The “Adaptation” and “Eternal Sunshine of the Spotless Mind” screenwriter was honored with the top film award at the 2023 Writers Guild of America (WGA) Awards in Los Angeles on Sunday. Kaufman used the platform to call for a much-needed change in the perspective of screenwriters throughout the industry during his acceptance speech.

“We are trained to believe that what we do is secondary to what they do,” Kaufman said, referencing executives (via Variety). “I have dropped the ball, I have wasted years seeking the approval of people with money. Don’t get trapped in their world of box office numbers. You don’t work for the world of box office numbers.
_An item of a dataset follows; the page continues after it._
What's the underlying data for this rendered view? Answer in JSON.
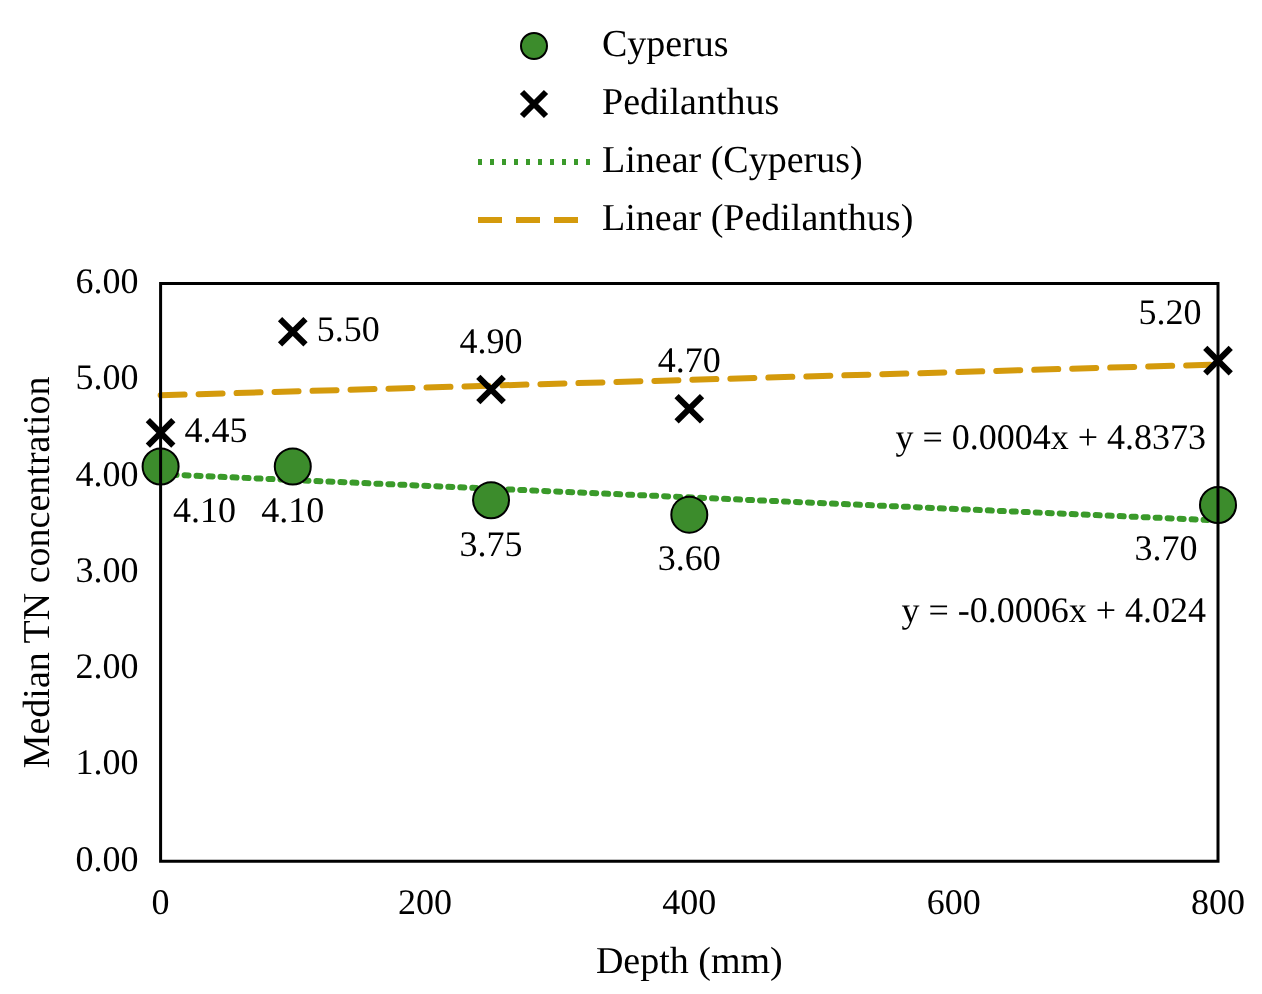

You work for the world. Just make your story honest and tell it.”

Kaufman continued, “Our work is to reflect the world, say what is true in the face of so much lying. The rest is window dressing at best, ‘Triumph of the Will’ at worst. Adrienne Rich wrote, ‘I do know that art means nothing if it simply decorates the dinner table of the power which holds it hostage.’ The world is beautiful. The world is impossibly complicated. And we have the opportunity to explore that. If we give that up for the carrot, then we might as well be the executives.”

The Oscar winner added, “They’ve tricked us into thinking we can’t do it without them. The truth is they can’t do anything of value without us.”

The “Being John Malkovich” scribe did not explicitly reference the contract negotiations with the guild that are expected to begin March 20 with top Hollywood studios through the Alliance of Motion Picture and Television Producers (AMPTP). The guild’s minimum basic agreement is set to expire on May 1, including the “regulations for a minimum staff size for television series, a minimum length of employment for television series, and improving residuals for film and television writers.”

To note, the SAG-AFTRA and the Directors Guild of America (DGA) contracts are set to expire June 30 with the AMPTP and will also seek similar negotiation meetings.